Frente a la furia del huracán Katrina, el Estado
federal -en este caso la Administración Bush- no
ha cumplido con un deber constitucional primordial.
La catástrofe humana de los días posteriores
ha puesto de manifiesto una intolerable fractura social,
en la que la raza y la clase han sido determinantes: los
barrios de Nueva Orleans más afectados estaban habitados
en su práctica totalidad por negros, y en ellos una
tercera parte vive bajo el umbral de la pobreza. ¿Tiene
los pies de barro ese gigante llamado EEUU?
Intentando
demostrar lo contrario, con el peso de las críticas
reflejado en su rostro sombrío y una expresión
tensa, George W. Bush anunció ayer desde la Casa
Blanca el envío de 7.000 soldados -tropas de combate,
no guardias nacionales- a Nueva Orleans para controlar el
desorden y ayudar en la evacuación de la ciudad.
Subraya
Pedro Rodríguez en ABC que en su empeño por
no convertirse en una víctima política del
huracán «Katrina», el presidente salió
ayer a la rosaleda de la Casa Blanca para leer en directo
su discurso radiofónico semanal.
Durante
su aparición, a la que seguirá la semana que
viene otra gira por la zona afectada, Bush dejó claro
que manda a la zona devastada a la la flor y nata de las
Fuerzas Armadas estadounidenses: la 82 División Aerotransportada,
con base en Fort Bragg (Carolina del Norte); la Primera
División de Caballería, desde su cuartel general
en Fort Hood (Texas), y las divisiones primera y segunda
de las Fuerzas Expedicionarias de los Marines, desde Camp
Pendleton (California) y Camp Lejeune (Carolina del Norte).
Estos
contingente irán dotados de helicópteros y
reforzarán a los 21.000 reservistas de la Guardia
Nacional y 4.000 soldados regulares ya enviados a la región,
junto con otros 10.000 efectivos de la Guardia Nacional
cuya orden de despliegue emitió ayer el Pentágono.
El
presidente, flanqueado por su gabinete de crisis, insistió
en que la nación no abandona a sus ciudadanos «en
horas de necesidad».
Ante
el desastre, el Gobierno chino y la Casa Blanca han decidido
posponer para mejor ocasión la visita oficial del
presidente Hu Jintao, prevista para esta semana.
Cuenta
Mercedes Gallego en ABC que por primera vez en cinco días,
el silencio crispante que había dejado la desolación
del «Katrina» se vio interrumpido ayer por el
sonido de aviones militares que sobrevolaban las zonas más
necesitadas de Misisipi y Luisiana.
Los
camiones militares de la Guardia Nacional empezaron a recorrer
las calles. En Nueva Orleáns, donde el caos y el
pillaje se han adueñado de la ciudad, 300 de estos
soldados se desplegaron en los alrededores del Centro de
Convenciones que junto con el estadio «Superdome»

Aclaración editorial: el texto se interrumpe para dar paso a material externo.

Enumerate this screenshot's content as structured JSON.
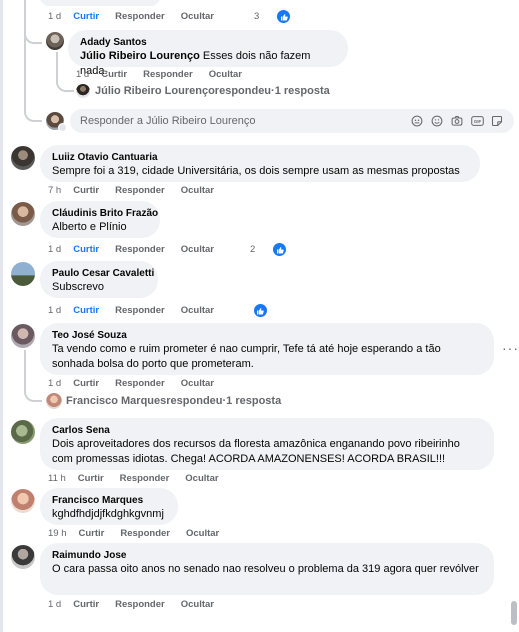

se han convertido en la imagen más flagrante de la
muerte y la desesperación.
Un cámara de una cadena norteamericana logró
entrar en el «Convention Center» el viernes.

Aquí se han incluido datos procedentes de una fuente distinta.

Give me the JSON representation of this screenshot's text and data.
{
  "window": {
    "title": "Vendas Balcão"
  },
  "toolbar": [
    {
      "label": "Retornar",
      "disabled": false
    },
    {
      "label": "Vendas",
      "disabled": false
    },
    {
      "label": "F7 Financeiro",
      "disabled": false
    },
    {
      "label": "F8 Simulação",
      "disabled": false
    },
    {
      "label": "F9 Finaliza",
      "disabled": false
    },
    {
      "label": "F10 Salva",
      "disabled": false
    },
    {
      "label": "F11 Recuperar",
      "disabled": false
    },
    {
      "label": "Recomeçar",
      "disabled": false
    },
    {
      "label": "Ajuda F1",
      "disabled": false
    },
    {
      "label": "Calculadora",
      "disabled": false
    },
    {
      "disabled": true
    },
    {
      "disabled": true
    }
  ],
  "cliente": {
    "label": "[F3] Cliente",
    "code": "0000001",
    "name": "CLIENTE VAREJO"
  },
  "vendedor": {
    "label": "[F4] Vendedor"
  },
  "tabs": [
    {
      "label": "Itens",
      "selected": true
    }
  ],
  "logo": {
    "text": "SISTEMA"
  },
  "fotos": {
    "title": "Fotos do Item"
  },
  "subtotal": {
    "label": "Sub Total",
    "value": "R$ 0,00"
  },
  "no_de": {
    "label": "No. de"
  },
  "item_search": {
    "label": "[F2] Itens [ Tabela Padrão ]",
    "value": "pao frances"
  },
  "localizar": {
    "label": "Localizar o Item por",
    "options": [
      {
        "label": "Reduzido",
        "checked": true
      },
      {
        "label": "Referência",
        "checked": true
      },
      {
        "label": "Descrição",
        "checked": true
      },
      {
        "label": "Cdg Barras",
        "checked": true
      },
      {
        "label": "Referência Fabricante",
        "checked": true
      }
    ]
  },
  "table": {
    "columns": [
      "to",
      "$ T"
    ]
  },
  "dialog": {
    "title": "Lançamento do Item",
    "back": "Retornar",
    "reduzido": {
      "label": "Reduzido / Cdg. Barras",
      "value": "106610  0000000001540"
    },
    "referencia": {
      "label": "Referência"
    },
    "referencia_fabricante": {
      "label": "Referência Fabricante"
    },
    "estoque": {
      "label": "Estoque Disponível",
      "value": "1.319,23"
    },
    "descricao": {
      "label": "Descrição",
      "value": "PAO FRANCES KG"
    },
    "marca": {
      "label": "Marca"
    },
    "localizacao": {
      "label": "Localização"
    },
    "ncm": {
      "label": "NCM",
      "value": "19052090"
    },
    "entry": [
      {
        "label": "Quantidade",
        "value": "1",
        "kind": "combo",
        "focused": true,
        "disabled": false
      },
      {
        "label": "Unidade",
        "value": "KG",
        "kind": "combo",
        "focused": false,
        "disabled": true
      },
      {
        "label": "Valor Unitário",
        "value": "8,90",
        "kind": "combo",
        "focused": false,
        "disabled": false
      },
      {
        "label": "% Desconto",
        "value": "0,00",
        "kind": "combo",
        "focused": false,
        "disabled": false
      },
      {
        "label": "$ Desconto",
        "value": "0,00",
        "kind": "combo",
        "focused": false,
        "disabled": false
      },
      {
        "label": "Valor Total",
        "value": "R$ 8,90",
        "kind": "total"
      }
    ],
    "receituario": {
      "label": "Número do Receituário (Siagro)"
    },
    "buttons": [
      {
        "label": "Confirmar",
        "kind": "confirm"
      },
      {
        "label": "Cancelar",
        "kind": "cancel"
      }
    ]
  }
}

«Ni siquiera se molestó en grabar, sabía
que nunca le dejarían sacar esas imágenes
al aire. Literalmente, dos personas murieron delante de
él», relató horas después uno
de sus jefes en presencia de esta corresponsal.
La
situación mejora
Miles de personas trasladadas en autobuses a Houston fueron
recibidas en el pabellón deportivo por médicos,
voluntarios con carritos cargados de medicinas, catres para
dormir y un plato de comida caliente. Ninguna baja que lamentar
a lo largo de la noche. Houston intentaba evitar los errores
cometidos por las autoridades de Nueva Orleáns; lo
primero, repartir a los recién llegados por otras
ciudades texanas que han ofrecido su ayuda, como San Antonio,
Dallas y Corpus Christie. Después, evitar el hacinamiento,
vigilar los posibles síntomas de epidemias, mantener
la higiene y, sobre todo, controlar el orden.
Bush
anunció que los 10.800 millones de dólares
concedidos a toda prisa por el Congreso representan sólo
«un pequeño anticipo de lo que va a costar»

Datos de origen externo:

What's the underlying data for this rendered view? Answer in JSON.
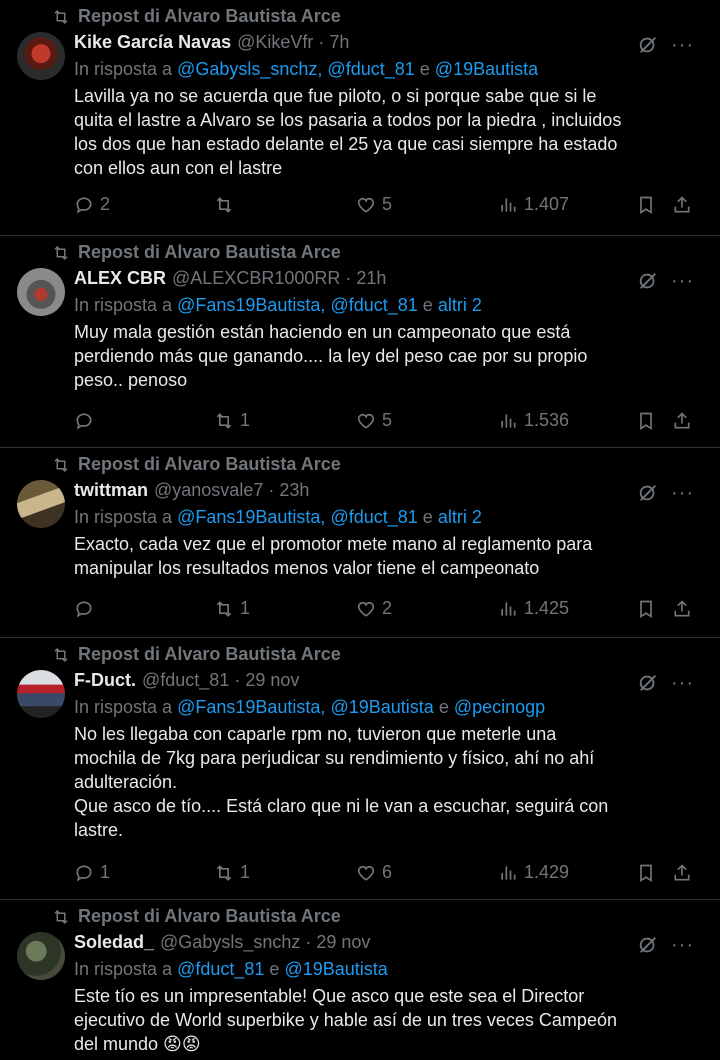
{
  "repost_label": "Repost di Alvaro Bautista Arce",
  "reply_prefix": "In risposta a",
  "reply_and": "e",
  "tweets": [
    {
      "name": "Kike García Navas",
      "handle": "@KikeVfr · 7h",
      "mentions": [
        "@Gabysls_snchz,",
        "@fduct_81"
      ],
      "last_mention": "@19Bautista",
      "text": "Lavilla ya no se acuerda que fue piloto, o si porque sabe que si le\nquita el lastre a Alvaro se los pasaria a todos por la piedra , incluidos\nlos dos que han estado delante el 25 ya que casi siempre ha estado\ncon ellos aun con el lastre",
      "replies": "2",
      "reposts": "",
      "likes": "5",
      "views": "1.407"
    },
    {
      "name": "ALEX CBR",
      "handle": "@ALEXCBR1000RR · 21h",
      "mentions": [
        "@Fans19Bautista,",
        "@fduct_81"
      ],
      "last_mention": "altri 2",
      "text": "Muy mala gestión están haciendo en un campeonato que está\nperdiendo más que ganando.... la ley del peso cae por su propio\npeso.. penoso",
      "replies": "",
      "reposts": "1",
      "likes": "5",
      "views": "1.536"
    },
    {
      "name": "twittman",
      "handle": "@yanosvale7 · 23h",
      "mentions": [
        "@Fans19Bautista,",
        "@fduct_81"
      ],
      "last_mention": "altri 2",
      "text": "Exacto, cada vez que el promotor mete mano al reglamento para\nmanipular los resultados menos valor tiene el campeonato",
      "replies": "",
      "reposts": "1",
      "likes": "2",
      "views": "1.425"
    },
    {
      "name": "F-Duct.",
      "handle": "@fduct_81 · 29 nov",
      "mentions": [
        "@Fans19Bautista,",
        "@19Bautista"
      ],
      "last_mention": "@pecinogp",
      "text": "No les llegaba con caparle rpm no, tuvieron que meterle una\nmochila de 7kg para perjudicar su rendimiento y físico, ahí no ahí\nadulteración.\nQue asco de tío.... Está claro que ni le van a escuchar, seguirá con\nlastre.",
      "replies": "1",
      "reposts": "1",
      "likes": "6",
      "views": "1.429"
    },
    {
      "name": "Soledad_",
      "handle": "@Gabysls_snchz · 29 nov",
      "mentions": [
        "@fduct_81"
      ],
      "last_mention": "@19Bautista",
      "text": "Este tío es un impresentable! Que asco que este sea el Director\nejecutivo de World superbike y hable así de un tres veces Campeón\ndel mundo 😡😡",
      "replies": "",
      "reposts": "",
      "likes": "",
      "views": ""
    }
  ]
}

reconstruir las ciudades devastadas. Se trata apenas de
poner agua y comida en las manos de los damnificados, porque
tan sólo drenar la ciudad de Nueva Orleáns
costará entre uno y dos meses de esfuerzo, una vez
que se hayan instalado las bombas de succión. Michael
Chertoff, secretario de Seguridad Interior, afirmó
ayer que 100.000 personas han recibido ayuda humanitaria
y 9.500 han sido ya evacuadas por la Guardia Costera.
Nick y Susan Symore, que llegaron el viernes a Biloxi desde
Tampa conduciendo sendos camiones de mercancías donadas,
no daban crédito. «Nos hemos quedado sorprendidos
de lo fácil que ha sido llegar hasta aquí.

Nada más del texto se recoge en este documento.